Humility: We Know It When We See (and Feel) It!

In this recent blog, we asked you to watch the video and tell us how many languages the QBQ! book is published in. Hundreds of you got it right. The answer is … 25! The winner of this drawing (5 autographed titles) is … well, we just emailed that person. Is it you?

When an Aaron Judge comes along, we’re spellbound.

That is if we know who Aaron Judge is.

A 25-year-old rookie right-fielder with the New York Yankees—a team known for producing “I’m the straw that stirs the drink” characters—Judge has taken the 2017 Major League Baseball world by storm.

And I’m not talking about his stats (current MLB home run leader), which are outstanding …

I’m talking about his demeanor, his attitude, his presence, and his persona.

Aaron Judge—the most exciting Bronx Bomber rookie to come along since Derek Jeter—is an exemplar of HUMILITY.

Recently, when asked by a reporter if he might still be sent back to the minor leagues (a tongue-in-cheek question), Judge said, “I might.”

He went on to say that in his phone “Notes,” at the top so he sees it daily, is this:


That was his less-than-mediocre batting average for the two months he played in the majors in late 2016.

A simple reminder of his humanness, no matter how many records he breaks or Sports Illustrated covers he graces in 2017.

New York Yankee manager, Joe Gerardi, stated that the characteristic of a great person is HUMILITY. We agree with that sentiment at QBQ, Inc. so much, we’ve written about HUMILITYa lot.

The QBQ! book:

“Humility is the cornerstone of leadership.”

The Outstanding! book:

“After making the big sale, delivering the project on time, launching a winning product, or landing a promotion, it can be seriously hard to show humility. Yet that’s what we find in outstanding organizations and see in outstanding people.”

The Raising Accountable Kids book:

“Humility and contrition are foundational to effective parenting, and it’s simply vital that we bring them to our families. A little ‘I’m sorry, I was wrong. I don’t know everything!’ goes a long way.”

The Flipping the Switch book:

“Encouraging the heart is a rare skill and a powerful form of service. Both at work and at home, we demonstrate humility and serve others by asking The Question Behind the Question (QBQ), ’What can I do right now to help another succeed?’”

The QBQ! Workbook

In our newest product, we have this practical application exercise:

“Name three people—friends, family, colleagues, public figures, professional athletes, celebrities—who you believe demonstrate humility.”

Hmm, would a humble person put his or her own name on that list? 🙂

Our human hunger for HUMILITY never ceases to amaze me.

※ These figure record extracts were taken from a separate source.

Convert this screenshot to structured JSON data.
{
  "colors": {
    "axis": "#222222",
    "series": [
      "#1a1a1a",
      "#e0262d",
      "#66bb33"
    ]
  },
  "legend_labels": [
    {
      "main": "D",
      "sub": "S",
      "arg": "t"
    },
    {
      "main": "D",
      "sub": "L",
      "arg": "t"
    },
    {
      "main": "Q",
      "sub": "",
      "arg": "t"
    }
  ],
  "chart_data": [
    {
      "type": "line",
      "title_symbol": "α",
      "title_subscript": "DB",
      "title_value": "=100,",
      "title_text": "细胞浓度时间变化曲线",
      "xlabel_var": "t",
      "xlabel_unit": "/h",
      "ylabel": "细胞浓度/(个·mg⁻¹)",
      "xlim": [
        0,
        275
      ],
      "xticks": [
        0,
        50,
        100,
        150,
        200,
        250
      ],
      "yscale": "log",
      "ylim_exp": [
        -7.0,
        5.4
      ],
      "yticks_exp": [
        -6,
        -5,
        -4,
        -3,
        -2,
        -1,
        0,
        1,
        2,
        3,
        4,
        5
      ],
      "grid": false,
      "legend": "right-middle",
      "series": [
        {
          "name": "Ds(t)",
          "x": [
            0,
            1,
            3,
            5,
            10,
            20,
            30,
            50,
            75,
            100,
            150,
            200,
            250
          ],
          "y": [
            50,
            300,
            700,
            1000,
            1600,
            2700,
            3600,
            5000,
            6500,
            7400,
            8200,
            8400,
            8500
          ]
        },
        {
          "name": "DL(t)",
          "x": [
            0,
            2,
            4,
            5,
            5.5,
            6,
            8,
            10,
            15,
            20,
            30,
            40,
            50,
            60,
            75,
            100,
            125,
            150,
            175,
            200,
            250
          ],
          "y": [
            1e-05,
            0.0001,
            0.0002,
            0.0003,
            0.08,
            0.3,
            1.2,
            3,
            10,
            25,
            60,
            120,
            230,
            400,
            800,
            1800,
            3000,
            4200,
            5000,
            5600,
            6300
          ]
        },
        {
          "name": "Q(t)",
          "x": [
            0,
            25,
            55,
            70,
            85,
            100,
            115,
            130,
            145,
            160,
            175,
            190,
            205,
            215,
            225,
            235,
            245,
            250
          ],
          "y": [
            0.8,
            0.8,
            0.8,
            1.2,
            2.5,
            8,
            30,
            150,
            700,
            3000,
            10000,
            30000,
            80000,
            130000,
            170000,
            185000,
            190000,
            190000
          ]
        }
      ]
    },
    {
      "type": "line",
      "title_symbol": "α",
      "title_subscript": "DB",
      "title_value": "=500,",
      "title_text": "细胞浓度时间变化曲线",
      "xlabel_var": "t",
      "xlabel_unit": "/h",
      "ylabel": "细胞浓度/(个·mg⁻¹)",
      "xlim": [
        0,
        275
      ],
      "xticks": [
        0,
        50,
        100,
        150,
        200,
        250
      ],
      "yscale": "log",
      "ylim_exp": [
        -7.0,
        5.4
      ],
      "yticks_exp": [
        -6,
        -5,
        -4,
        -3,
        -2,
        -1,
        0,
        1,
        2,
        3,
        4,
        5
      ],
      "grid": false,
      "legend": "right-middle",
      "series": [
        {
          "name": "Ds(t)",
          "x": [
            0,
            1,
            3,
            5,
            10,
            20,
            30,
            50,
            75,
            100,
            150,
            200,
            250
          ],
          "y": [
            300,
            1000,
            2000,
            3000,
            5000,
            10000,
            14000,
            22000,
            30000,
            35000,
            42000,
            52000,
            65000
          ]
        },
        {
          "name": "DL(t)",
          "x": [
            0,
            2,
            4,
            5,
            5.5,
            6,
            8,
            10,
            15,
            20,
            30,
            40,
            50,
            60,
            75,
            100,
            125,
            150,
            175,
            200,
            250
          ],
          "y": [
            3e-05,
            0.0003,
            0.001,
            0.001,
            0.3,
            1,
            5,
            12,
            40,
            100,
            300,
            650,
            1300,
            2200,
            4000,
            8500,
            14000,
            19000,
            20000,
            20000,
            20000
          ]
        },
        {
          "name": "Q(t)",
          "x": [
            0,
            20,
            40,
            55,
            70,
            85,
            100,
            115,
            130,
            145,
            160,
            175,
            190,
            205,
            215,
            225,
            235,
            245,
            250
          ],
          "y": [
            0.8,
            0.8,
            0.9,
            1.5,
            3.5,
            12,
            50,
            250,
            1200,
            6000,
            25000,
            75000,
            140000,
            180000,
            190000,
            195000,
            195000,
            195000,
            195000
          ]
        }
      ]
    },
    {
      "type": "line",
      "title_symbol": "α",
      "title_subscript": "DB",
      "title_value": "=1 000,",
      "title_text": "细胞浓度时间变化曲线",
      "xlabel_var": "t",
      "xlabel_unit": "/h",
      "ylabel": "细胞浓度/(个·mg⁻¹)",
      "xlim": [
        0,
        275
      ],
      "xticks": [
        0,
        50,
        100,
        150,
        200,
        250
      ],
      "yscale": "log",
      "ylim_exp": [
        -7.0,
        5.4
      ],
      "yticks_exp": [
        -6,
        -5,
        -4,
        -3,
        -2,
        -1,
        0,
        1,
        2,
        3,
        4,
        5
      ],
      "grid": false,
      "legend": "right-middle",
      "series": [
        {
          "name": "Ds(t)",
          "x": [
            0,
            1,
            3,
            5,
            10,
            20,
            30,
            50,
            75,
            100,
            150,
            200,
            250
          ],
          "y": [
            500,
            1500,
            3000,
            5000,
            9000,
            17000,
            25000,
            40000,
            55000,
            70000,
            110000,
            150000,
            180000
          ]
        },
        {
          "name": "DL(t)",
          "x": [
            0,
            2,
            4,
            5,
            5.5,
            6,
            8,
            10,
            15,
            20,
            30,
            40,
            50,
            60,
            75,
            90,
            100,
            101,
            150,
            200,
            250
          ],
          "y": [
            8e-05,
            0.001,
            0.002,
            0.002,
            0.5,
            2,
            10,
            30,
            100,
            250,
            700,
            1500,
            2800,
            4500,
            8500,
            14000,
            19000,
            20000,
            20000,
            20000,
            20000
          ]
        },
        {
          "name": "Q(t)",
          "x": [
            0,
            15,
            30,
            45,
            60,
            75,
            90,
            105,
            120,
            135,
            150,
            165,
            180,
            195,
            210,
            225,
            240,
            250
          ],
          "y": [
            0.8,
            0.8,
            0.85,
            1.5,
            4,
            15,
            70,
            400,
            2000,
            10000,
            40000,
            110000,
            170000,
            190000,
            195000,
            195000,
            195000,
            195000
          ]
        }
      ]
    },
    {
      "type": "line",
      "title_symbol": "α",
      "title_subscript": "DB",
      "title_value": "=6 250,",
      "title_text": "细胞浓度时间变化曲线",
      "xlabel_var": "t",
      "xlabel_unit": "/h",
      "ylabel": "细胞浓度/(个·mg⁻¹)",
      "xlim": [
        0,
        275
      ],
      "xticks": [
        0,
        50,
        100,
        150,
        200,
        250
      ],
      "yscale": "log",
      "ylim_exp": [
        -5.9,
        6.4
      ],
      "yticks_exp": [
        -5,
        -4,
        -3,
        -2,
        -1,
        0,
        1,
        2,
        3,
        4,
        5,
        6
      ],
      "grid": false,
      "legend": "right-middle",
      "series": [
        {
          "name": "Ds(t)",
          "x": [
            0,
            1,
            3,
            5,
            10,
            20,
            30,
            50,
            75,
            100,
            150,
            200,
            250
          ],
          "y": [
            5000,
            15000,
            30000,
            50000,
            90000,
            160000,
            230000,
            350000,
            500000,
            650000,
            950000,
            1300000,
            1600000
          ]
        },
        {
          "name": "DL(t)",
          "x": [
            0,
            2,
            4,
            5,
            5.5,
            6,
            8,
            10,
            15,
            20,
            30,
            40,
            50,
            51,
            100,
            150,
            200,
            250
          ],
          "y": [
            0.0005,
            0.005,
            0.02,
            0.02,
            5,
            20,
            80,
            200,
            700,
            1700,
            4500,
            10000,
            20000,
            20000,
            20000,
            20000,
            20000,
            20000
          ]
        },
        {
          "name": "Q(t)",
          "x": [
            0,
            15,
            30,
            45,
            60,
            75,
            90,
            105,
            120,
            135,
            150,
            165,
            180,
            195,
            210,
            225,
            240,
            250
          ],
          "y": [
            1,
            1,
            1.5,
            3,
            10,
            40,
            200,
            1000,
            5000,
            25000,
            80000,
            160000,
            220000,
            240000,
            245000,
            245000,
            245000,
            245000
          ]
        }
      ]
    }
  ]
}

Over and over again, when superstars in sports, entertainment, business, and politics present themselves in a humble, contrite, and self-effacing manner, we are impressed.

And caught off-guard.

But when we experience HUMILITY, it seems to make us feel all “warm and fuzzy” inside.

And there’s simply nothing wrong with that!

Now, let’s do a practical application/discussion exercise right here:

Name something a humble person says and/or does as a matter of habit?

Comment away!


23 Responses

  1. People with “Humility” recognize those around them. The role they play, the service they provide or the friendship they share. They say “THANK YOU”! Not specifically for their Role, Service or Friendship but rather for their presence and support. Because with out others in the arena with us we are alone. Humility just might be the ability to recognize how much others support, encourage and create success around us. Rather than accepting credit they thank those that made it possible.

  2. Looks for the compliment rather than the complaint. Our social media crazed world is so apt to throw folks under the bus rather than look for the good in others. It would be so refreshing to see folks “share the good” they see others doing.

  3. People with humility have the ability to recognize the hand of God in All things and to recognize that without the hand of God in their lives they wouldn’t be where they are in life. People with humility also recognize the goodness and ability in others and express appreciation for their skills, work, talents and the good things they bring to their team, family, and friends. Thank you and appreciate your support of those with Humility!

  4. I have always been told that humility is not thinking less of yourself, it’s thinking of yourself less. I’ve used that definition a lot. Keeping God first – loving HIM and others – is always the key components of humility.